Figure 2. MAR1 on minus gametes directly interacts with FUS1 on plus gametes.

(A) MAR1-FLAG is enriched in minus gametes compared to minus vegetative cells. Immunoblot (IB) with anti-FLAG antibodies showing equal cell equivalents of hap2::MAR1-FLAG; HAP2-HA(−) vegetative cells and gametes (upper panel). Lower panel shows a tubulin loading control. (B) MAR1-FLAG interacts with FUS1-HA during mating structure adhesion.
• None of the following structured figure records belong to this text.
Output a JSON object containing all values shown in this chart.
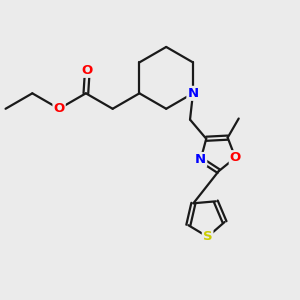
{
  "bg_color": "#ebebeb",
  "bond_color": "#1a1a1a",
  "N_color": "#0000ff",
  "O_color": "#ff0000",
  "S_color": "#cccc00",
  "line_width": 1.6,
  "font_size": 9.5,
  "fig_size": [
    3.0,
    3.0
  ],
  "dpi": 100,
  "xlim": [
    0,
    10
  ],
  "ylim": [
    0,
    10
  ]
}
FUS1-HA(+) gametes were mixed for 30 min with hap2::MAR1-FLAG(−) or hap2(−) gametes, and lysate supernatants from the mixed gametes were subjected to immunoprecipitation (IP) with anti-FLAG antibodies followed by immunoblotting with anti-FLAG (left) or anti-HA antibodies (right). (C) FUS1 and MAR1 interact with each other when separately prepared cell lysates are mixed. Separately lysed mixtures of FUS1-HA(+) with hap2(−) gametes and hap2::MAR1-FLAG(−) with fus1(+) gametes were either kept separate (controls; left and middle lanes) or mixed together (right lane) and subjected to immunoprecipitation with anti-HA antibodies followed by immunoblotting with anti-HA (left) or anti-FLAG (right) antibodies (see also Fig. S2). (D) The recombinant GST-tagged ectodomain of FUS1 (GST-rFUS1) interacts with the recombinant His-tagged ectodomain of MAR1 (His-rMAR1). GST-rFUS1 and GST protein in bacterial lysates were bound to glutathione beads followed by incubation of those beads with lysates from bacteria expressing His-rMAR1. Proteins eluted with reduced glutathione were immunoblotted with anti-GST (upper left) or anti-MAR1 antibodies (upper right). Illustrations depicting the ectodomain residues in His-rMAR1 and GST-rFUS1 recombinant proteins (lower panel). White spaces indicate superfluous lanes digitally eliminated in blots in B and D. Protein interaction experiments were carried out at least 3 times.